В стрессовых ситуациях я поднимался на скалу и уходил в медитацию. В этот раз я ярко увидел картину из прошлого. Мама, вся в слезах тащила меня за руку к огромному белому зданию в Москве. Кажется, это был Дом правительства. На проходной нас остановили, начали чего-то выяснять. Мама кричала, плакала навзрыд, а я стоял и молчал, боясь еще больше огорчить маму. Когда мы летели на самолете в этот город, мама тоже плакала. Я хотел ее обнять и утешить, но она отшвырнула меня, и заплакала пуще прежнего. Поэтому, стоя на проходной, я старался молчать. Я был сильно напуган. В какой-то миг, мама даже хотела подраться с охранниками, а потом, просто резко развернулась и ушла. Прибежала какая-то тетенька,  наверное, доктор, стала осматривать меня, что-то спрашивать. Но я ничего не мог сказать. Мне было два года, я был сильно напуган. Потом прибежал мужчина. Он уставился на меня своими недобрыми глазами. Он был ужасно потрясен моим присутствием. Его бил озноб. На лбу выступили капельки пота. Тетенька доктор сказала, чтобы я не расстраивался, что это мой папа, что теперь все будет хорошо. И я потянул руку к папе, желая утешить его. Но он отшвырнул меня еще сильнее, чем мама в самолете. Он присел в поставленный для него стул, а тетенька доктор занялась теперь им. Я присел на корточки в углу проходной, стараясь быть как можно незаметнее. Я словно окаменел, боясь шелохнуться. Через какое-то время подъехала машина, и дяденька потащил меня за руку в эту машину. Я не успевал за его размашистыми шагами и поэтому большую часть пути проехал на коленках, изорвав свои нарядные штанишки. А потом, случилось ужасное. Я обмочился. Я стал противен не только всем, но и себе.
Потом нас встретила очень добрая женщина. Она ласково гладила меня по головке. Говорила, чтобы я не боялся. Ругала дяденьку. Он же сел у большого стола в гостиной, голова его упала на подставленные его же руки. Он молчал.
С этой картины начиналась моя детская память. Добрая женщина, наверное, была прекрасной феей. Но только с ней я мог общаться в этом доме. А потом у меня появилась сестренка, мой Лучик Света, мой лучший друг и соратник.  Спустя какое-то время, отец оставил нас троих, и ушел к другой женщине. И у нас появился еще один братик. По отцу.
Выйдя из медитации я рассуждал над этой историей. Когда я стал отверженным? Не здесь, в Сахсабае, а еще в утробе своей матери. Когда отец покинул ее, она захотела избавиться от меня, но было слишком поздно. Теперь я понял, что мне надо отпустить эту обиду.

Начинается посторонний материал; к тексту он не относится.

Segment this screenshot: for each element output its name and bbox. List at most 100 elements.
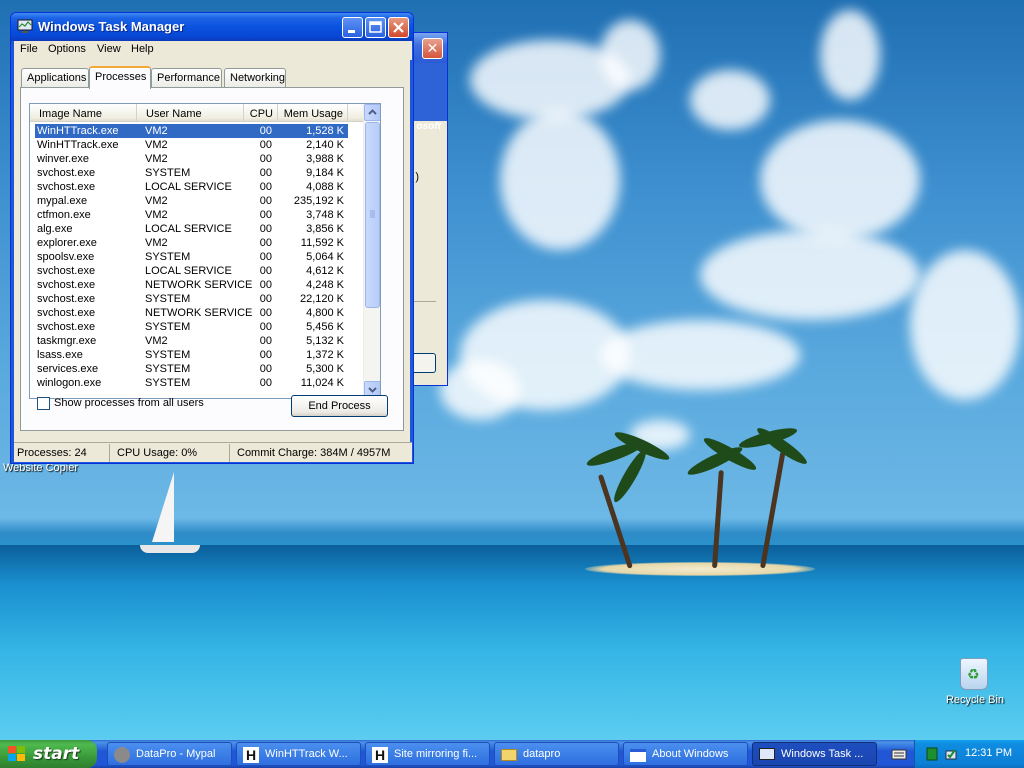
table-row[interactable]: svchost.exe LOCAL SERVICE 00 4,088 K: [30, 180, 364, 194]
scroll-thumb[interactable]: [365, 122, 380, 308]
cell-cpu: 00: [259, 307, 272, 319]
cell-image-name: winlogon.exe: [37, 377, 102, 389]
cell-image-name: WinHTTrack.exe: [37, 139, 119, 151]
task-manager-title: Windows Task Manager: [38, 19, 185, 34]
cell-user-name: VM2: [145, 209, 168, 221]
column-cpu[interactable]: CPU: [244, 104, 278, 122]
column-user-name[interactable]: User Name: [137, 104, 244, 122]
taskbar-button[interactable]: H Site mirroring fi...: [365, 742, 490, 766]
table-row[interactable]: svchost.exe SYSTEM 00 5,456 K: [30, 320, 364, 334]
tab-processes[interactable]: Processes: [89, 66, 151, 89]
cell-mem-usage: 5,456 K: [306, 321, 344, 333]
cell-image-name: svchost.exe: [37, 279, 96, 291]
island: [585, 562, 815, 576]
cell-mem-usage: 1,528 K: [306, 125, 344, 137]
table-row[interactable]: alg.exe LOCAL SERVICE 00 3,856 K: [30, 222, 364, 236]
taskbar: start DataPro - Mypal H WinHTTrack W... H Si…: [0, 740, 1024, 768]
cell-user-name: VM2: [145, 335, 168, 347]
end-process-button[interactable]: End Process: [291, 395, 388, 417]
cell-user-name: VM2: [145, 237, 168, 249]
safely-remove-hardware-icon[interactable]: [943, 746, 959, 762]
taskbar-button[interactable]: About Windows: [623, 742, 748, 766]
table-row[interactable]: lsass.exe SYSTEM 00 1,372 K: [30, 348, 364, 362]
cell-image-name: explorer.exe: [37, 237, 97, 249]
cell-image-name: alg.exe: [37, 223, 73, 235]
table-row[interactable]: svchost.exe SYSTEM 00 22,120 K: [30, 292, 364, 306]
cell-user-name: LOCAL SERVICE: [145, 181, 232, 193]
table-row[interactable]: taskmgr.exe VM2 00 5,132 K: [30, 334, 364, 348]
taskbar-button[interactable]: DataPro - Mypal: [107, 742, 232, 766]
table-row[interactable]: svchost.exe NETWORK SERVICE 00 4,248 K: [30, 278, 364, 292]
cell-mem-usage: 4,800 K: [306, 307, 344, 319]
scroll-up-button[interactable]: [364, 104, 380, 121]
menu-file[interactable]: File: [20, 43, 38, 55]
table-row[interactable]: spoolsv.exe SYSTEM 00 5,064 K: [30, 250, 364, 264]
cell-mem-usage: 9,184 K: [306, 167, 344, 179]
cloud: [440, 360, 520, 420]
cell-image-name: svchost.exe: [37, 307, 96, 319]
task-manager-titlebar[interactable]: Windows Task Manager: [11, 13, 413, 41]
taskbar-button-label: DataPro - Mypal: [136, 748, 216, 760]
cell-user-name: SYSTEM: [145, 363, 191, 375]
cell-image-name: services.exe: [37, 363, 99, 375]
taskbar-button[interactable]: H WinHTTrack W...: [236, 742, 361, 766]
minimize-button[interactable]: [342, 17, 363, 38]
table-row[interactable]: svchost.exe NETWORK SERVICE 00 4,800 K: [30, 306, 364, 320]
cell-user-name: SYSTEM: [145, 377, 191, 389]
start-button[interactable]: start: [0, 740, 97, 768]
cell-user-name: VM2: [145, 195, 168, 207]
table-row[interactable]: winver.exe VM2 00 3,988 K: [30, 152, 364, 166]
table-row[interactable]: ctfmon.exe VM2 00 3,748 K: [30, 208, 364, 222]
cell-cpu: 00: [259, 363, 272, 375]
show-all-processes-label[interactable]: Show processes from all users: [54, 397, 204, 409]
cell-user-name: SYSTEM: [145, 349, 191, 361]
cell-mem-usage: 5,064 K: [306, 251, 344, 263]
taskbar-button[interactable]: Windows Task ...: [752, 742, 877, 766]
taskbar-button[interactable]: datapro: [494, 742, 619, 766]
about-windows-close-button[interactable]: ✕: [422, 38, 443, 59]
column-mem-usage[interactable]: Mem Usage: [278, 104, 348, 122]
menu-bar: File Options View Help: [14, 41, 412, 60]
cell-cpu: 00: [259, 223, 272, 235]
process-list[interactable]: Image Name User Name CPU Mem Usage WinHT…: [29, 103, 381, 399]
taskmgr-icon: [759, 748, 775, 760]
table-row[interactable]: mypal.exe VM2 00 235,192 K: [30, 194, 364, 208]
menu-help[interactable]: Help: [131, 43, 154, 55]
tab-performance[interactable]: Performance: [151, 68, 222, 88]
cell-cpu: 00: [259, 265, 272, 277]
cell-image-name: svchost.exe: [37, 167, 96, 179]
close-button[interactable]: [388, 17, 409, 38]
menu-options[interactable]: Options: [48, 43, 86, 55]
cell-cpu: 00: [259, 237, 272, 249]
cell-mem-usage: 3,988 K: [306, 153, 344, 165]
cell-user-name: VM2: [145, 125, 168, 137]
task-manager-window[interactable]: Windows Task Manager File Options View H…: [10, 12, 414, 464]
table-row[interactable]: explorer.exe VM2 00 11,592 K: [30, 236, 364, 250]
table-row[interactable]: WinHTTrack.exe VM2 00 2,140 K: [30, 138, 364, 152]
tab-applications[interactable]: Applications: [21, 68, 89, 88]
recycle-bin[interactable]: ♻ Recycle Bin: [940, 654, 1010, 709]
tab-networking[interactable]: Networking: [224, 68, 286, 88]
maximize-button[interactable]: [365, 17, 386, 38]
table-row[interactable]: WinHTTrack.exe VM2 00 1,528 K: [30, 124, 364, 138]
checkbox-box[interactable]: [37, 397, 50, 410]
cell-user-name: VM2: [145, 139, 168, 151]
process-list-scrollbar[interactable]: [363, 104, 380, 398]
table-row[interactable]: svchost.exe SYSTEM 00 9,184 K: [30, 166, 364, 180]
table-row[interactable]: winlogon.exe SYSTEM 00 11,024 K: [30, 376, 364, 390]
menu-view[interactable]: View: [97, 43, 121, 55]
sailboat-hull: [140, 545, 200, 553]
cell-user-name: NETWORK SERVICE: [145, 279, 253, 291]
keyboard-icon[interactable]: [891, 746, 907, 762]
cell-image-name: taskmgr.exe: [37, 335, 97, 347]
cell-cpu: 00: [259, 349, 272, 361]
table-row[interactable]: svchost.exe LOCAL SERVICE 00 4,612 K: [30, 264, 364, 278]
cell-mem-usage: 4,088 K: [306, 181, 344, 193]
column-image-name[interactable]: Image Name: [30, 104, 137, 122]
table-row[interactable]: services.exe SYSTEM 00 5,300 K: [30, 362, 364, 376]
taskbar-clock[interactable]: 12:31 PM: [965, 747, 1012, 759]
cell-image-name: spoolsv.exe: [37, 251, 95, 263]
green-app-tray-icon[interactable]: [925, 746, 939, 762]
cloud: [820, 10, 880, 100]
cell-cpu: 00: [259, 321, 272, 333]
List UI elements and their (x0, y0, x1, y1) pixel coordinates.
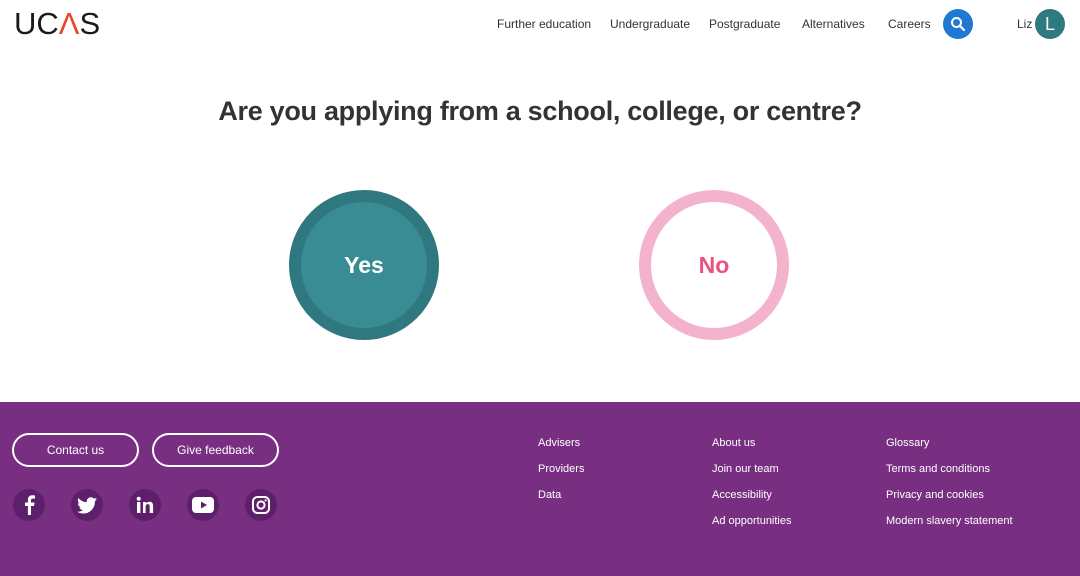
nav-alternatives[interactable]: Alternatives (802, 17, 865, 31)
footer-link-about-us[interactable]: About us (712, 437, 755, 449)
youtube-icon (192, 497, 214, 513)
footer-link-providers[interactable]: Providers (538, 463, 584, 475)
no-button[interactable]: No (639, 190, 789, 340)
twitter-link[interactable] (71, 489, 103, 521)
footer-link-advisers[interactable]: Advisers (538, 437, 580, 449)
footer-link-glossary[interactable]: Glossary (886, 437, 929, 449)
contact-us-button[interactable]: Contact us (12, 433, 139, 467)
nav-postgraduate[interactable]: Postgraduate (709, 17, 780, 31)
user-avatar[interactable]: L (1035, 9, 1065, 39)
logo-text-s: S (79, 6, 101, 41)
logo-text-uc: UC (14, 6, 59, 41)
youtube-link[interactable] (187, 489, 219, 521)
yes-button[interactable]: Yes (289, 190, 439, 340)
yes-label: Yes (344, 251, 384, 278)
linkedin-icon (136, 496, 154, 513)
facebook-link[interactable] (13, 489, 45, 521)
nav-further-education[interactable]: Further education (497, 17, 591, 31)
footer-link-terms[interactable]: Terms and conditions (886, 463, 990, 475)
logo-text-accent: Λ (58, 6, 80, 41)
twitter-icon (77, 496, 97, 513)
instagram-icon (252, 496, 270, 514)
instagram-link[interactable] (245, 489, 277, 521)
footer-link-privacy[interactable]: Privacy and cookies (886, 489, 984, 501)
page-question: Are you applying from a school, college,… (218, 96, 862, 126)
nav-careers[interactable]: Careers (888, 17, 931, 31)
site-header: UCΛS Further education Undergraduate Pos… (0, 0, 1080, 48)
linkedin-link[interactable] (129, 489, 161, 521)
user-name[interactable]: Liz (1017, 17, 1032, 31)
search-button[interactable] (943, 9, 973, 39)
search-icon (951, 17, 966, 32)
footer-link-join-our-team[interactable]: Join our team (712, 463, 779, 475)
footer-link-accessibility[interactable]: Accessibility (712, 489, 772, 501)
footer-link-data[interactable]: Data (538, 489, 561, 501)
no-label: No (698, 251, 730, 278)
footer-link-ad-opportunities[interactable]: Ad opportunities (712, 515, 792, 527)
site-footer: Contact us Give feedback Advisers Provid… (0, 402, 1080, 576)
footer-link-modern-slavery[interactable]: Modern slavery statement (886, 515, 1013, 527)
give-feedback-button[interactable]: Give feedback (152, 433, 279, 467)
facebook-icon (25, 495, 35, 515)
ucas-logo[interactable]: UCΛS (14, 7, 100, 41)
nav-undergraduate[interactable]: Undergraduate (610, 17, 690, 31)
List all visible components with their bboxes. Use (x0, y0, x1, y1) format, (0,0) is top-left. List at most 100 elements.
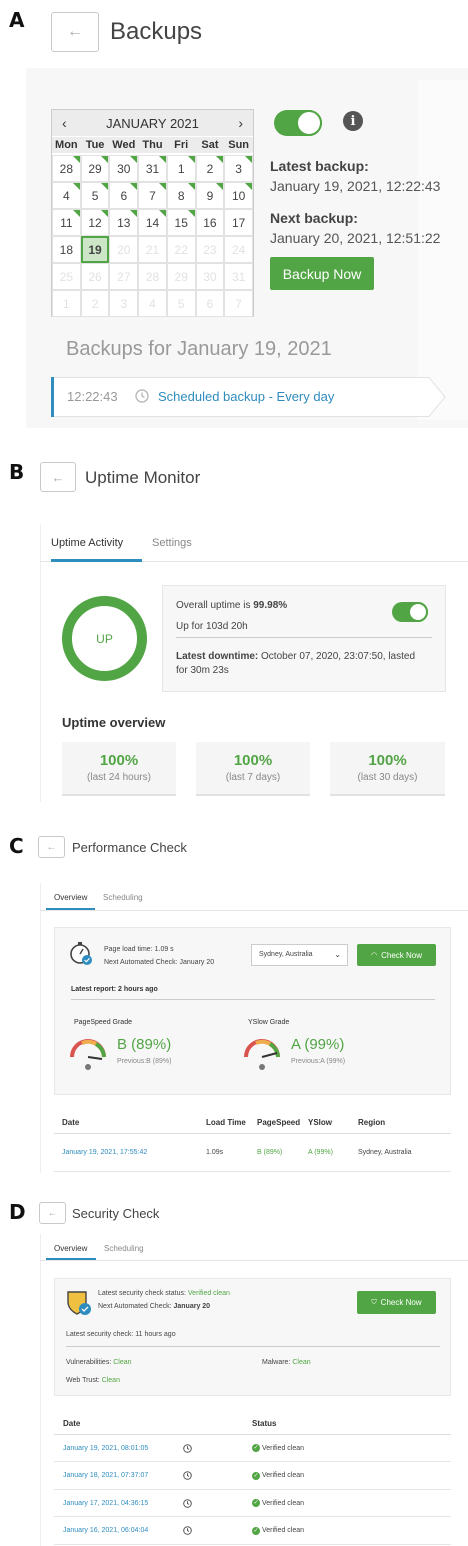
yslow-title: YSlow Grade (248, 1019, 290, 1026)
row-date[interactable]: January 19, 2021, 08:01:05 (63, 1445, 148, 1452)
calendar-day: 5 (166, 290, 196, 317)
yslow-grade: A (99%) (291, 1036, 345, 1053)
backup-calendar: ‹ JANUARY 2021 › Mon Tue Wed Thu Fri Sat Sun 2… (51, 109, 254, 317)
row-date[interactable]: January 18, 2021, 07:37:07 (63, 1472, 148, 1479)
tab-uptime-activity[interactable]: Uptime Activity (51, 537, 123, 549)
region-select[interactable]: Sydney, Australia ⌄ (251, 944, 348, 966)
table-header: Date Load Time PageSpeed YSlow Region (54, 1112, 451, 1134)
next-month-icon[interactable]: › (238, 115, 243, 131)
calendar-day[interactable]: 2 (195, 155, 225, 182)
info-icon[interactable]: i (343, 111, 363, 131)
tab-overview[interactable]: Overview (54, 893, 87, 902)
calendar-day[interactable]: 6 (109, 182, 139, 209)
clock-icon (183, 1471, 192, 1480)
clock-icon (135, 389, 149, 403)
tab-scheduling[interactable]: Scheduling (103, 893, 143, 902)
uptime-status-ring: UP (62, 596, 147, 681)
calendar-day[interactable]: 5 (80, 182, 110, 209)
calendar-month-label: JANUARY 2021 (106, 115, 199, 131)
calendar-weekday: Tue (85, 139, 105, 151)
table-row[interactable]: January 17, 2021, 04:36:15 ✓ Verified clea… (54, 1490, 451, 1517)
back-button[interactable]: ← (51, 12, 99, 52)
calendar-weekdays: Mon Tue Wed Thu Fri Sat Sun (52, 137, 253, 153)
check-now-button[interactable]: ⛉ Check Now (357, 1291, 436, 1314)
prev-month-icon[interactable]: ‹ (62, 115, 67, 131)
backups-for-heading: Backups for January 19, 2021 (66, 338, 332, 360)
backup-entry[interactable]: 12:22:43 Scheduled backup - Every day (51, 377, 446, 417)
calendar-day[interactable]: 31 (138, 155, 167, 182)
next-check-value: January 20 (173, 1303, 211, 1310)
check-circle-icon: ✓ (252, 1471, 260, 1480)
gauge-icon (68, 1035, 108, 1075)
latest-backup-label: Latest backup: (270, 158, 369, 174)
backup-entry-time: 12:22:43 (67, 389, 118, 404)
back-button[interactable]: ← (38, 836, 65, 858)
pagespeed-previous: Previous:B (89%) (117, 1058, 172, 1065)
calendar-day[interactable]: 30 (109, 155, 139, 182)
pagespeed-grade: B (89%) (117, 1036, 172, 1053)
check-now-button[interactable]: ◠ Check Now (357, 944, 436, 966)
calendar-day[interactable]: 16 (195, 209, 225, 236)
tab-settings[interactable]: Settings (152, 537, 192, 549)
back-button[interactable]: ← (39, 1202, 66, 1224)
calendar-day[interactable]: 1 (166, 155, 196, 182)
calendar-day: 25 (52, 263, 81, 290)
table-row[interactable]: January 19, 2021, 08:01:05 ✓ Verified clea… (54, 1435, 451, 1462)
back-arrow-icon: ← (46, 841, 57, 853)
row-date[interactable]: January 16, 2021, 06:04:04 (63, 1527, 148, 1534)
calendar-day: 7 (224, 290, 253, 317)
calendar-day[interactable]: 8 (166, 182, 196, 209)
calendar-day[interactable]: 17 (224, 209, 253, 236)
check-circle-icon: ✓ (252, 1444, 260, 1452)
calendar-day[interactable]: 7 (138, 182, 167, 209)
next-backup-value: January 20, 2021, 12:51:22 (270, 230, 441, 246)
vulnerabilities-label: Vulnerabilities: (66, 1359, 112, 1366)
calendar-day-selected[interactable]: 19 (80, 236, 110, 263)
calendar-day[interactable]: 3 (224, 155, 253, 182)
calendar-day[interactable]: 12 (80, 209, 110, 236)
up-for: Up for 103d 20h (176, 621, 248, 632)
malware-value: Clean (292, 1359, 311, 1366)
calendar-day[interactable]: 4 (52, 182, 81, 209)
row-date[interactable]: January 19, 2021, 17:55:42 (62, 1148, 152, 1158)
next-check-label: Next Automated Check: (98, 1303, 172, 1310)
uptime-toggle[interactable] (392, 602, 428, 622)
calendar-day[interactable]: 10 (224, 182, 253, 209)
calendar-day[interactable]: 15 (166, 209, 196, 236)
back-button[interactable]: ← (40, 462, 76, 492)
page-title: Backups (110, 18, 203, 45)
backup-now-button[interactable]: Backup Now (270, 257, 374, 290)
table-row[interactable]: January 16, 2021, 06:04:04 ✓ Verified clea… (54, 1518, 451, 1545)
row-date[interactable]: January 17, 2021, 04:36:15 (63, 1500, 148, 1507)
shield-icon: ⛉ (371, 1298, 377, 1306)
clock-icon (183, 1498, 192, 1508)
calendar-day: 20 (109, 236, 139, 263)
calendar-day[interactable]: 9 (195, 182, 225, 209)
calendar-weekday: Fri (174, 139, 189, 151)
calendar-day: 30 (195, 263, 225, 290)
calendar-day[interactable]: 28 (52, 155, 81, 182)
calendar-day[interactable]: 13 (109, 209, 139, 236)
calendar-days: 28 29 30 31 1 2 3 4 5 6 7 8 9 10 11 12 13 14 15 16 17 18 19 20 2… (52, 155, 253, 317)
gauge-icon (242, 1035, 282, 1075)
calendar-day[interactable]: 11 (52, 209, 81, 236)
page-title: Performance Check (72, 840, 187, 855)
table-row[interactable]: January 18, 2021, 07:37:07 ✓ Verified clea… (54, 1463, 451, 1490)
calendar-day[interactable]: 29 (80, 155, 110, 182)
backup-entry-label: Scheduled backup - Every day (158, 389, 335, 404)
calendar-day: 6 (195, 290, 225, 317)
uptime-summary-box: Overall uptime is 99.98% Up for 103d 20h… (162, 585, 446, 692)
calendar-day[interactable]: 14 (138, 209, 167, 236)
latest-downtime: Latest downtime: October 07, 2020, 23:07… (176, 651, 416, 676)
tab-overview[interactable]: Overview (54, 1244, 87, 1253)
calendar-day: 26 (80, 263, 110, 290)
chevron-down-icon: ⌄ (334, 950, 341, 959)
overall-uptime-label: Overall uptime is (176, 600, 254, 611)
next-backup-label: Next backup: (270, 210, 358, 226)
table-row[interactable]: January 19, 2021, 17:55:42 1.09s B (89%)… (54, 1134, 451, 1172)
calendar-day[interactable]: 18 (52, 236, 81, 263)
backup-toggle[interactable] (274, 110, 322, 136)
calendar-day: 27 (109, 263, 139, 290)
tab-scheduling[interactable]: Scheduling (104, 1244, 144, 1253)
back-arrow-icon: ← (47, 1207, 58, 1219)
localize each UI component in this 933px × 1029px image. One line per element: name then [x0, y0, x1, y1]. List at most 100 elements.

Сахсабай, как материнская колыбель, как мир Саха в буддизме Махаяны сравним с местом, где все существа подвержены рождению и смерти, и прежде всего, рождению и смерти души, наполнил меня спокойствием, всепрощением, состраданием и мудростью Вселенной. В этом месте я постиг основы всех религий. В этом месте я понял, что все эти религии - суть одно, и суть эта предельно проста. Она представляет собой Десять заповедей и близость к первозданной простоте. Это есть религия. Все остальное – обряды, придуманные людьми, из-за правильности исполнения которых разыгрываются самые жестокие войны в мире.
Сахсабай, в переводе с древнего тюркского означает «король олень». Мне повезло встретиться с самым умным королевским оленем. Сахсабай дал мне материнскую любовь и отцовскую мудрость.   
Пребывая в таком благостном состоянии, я понял, что рожден я для того, чтобы выпросить прощения у Вселенной для моего отца и моей матери. Это было необходимо для всего нашего рода. Мы нуждаемся в очищении нашей Кармы. И выполнить это надо не закрывшись в себе, не уйдя с головой в собственные проблемы, а придя на служение Божественному.
Я собрал все самые необходимые вещи и книги. Путь мой лежал в монастырь.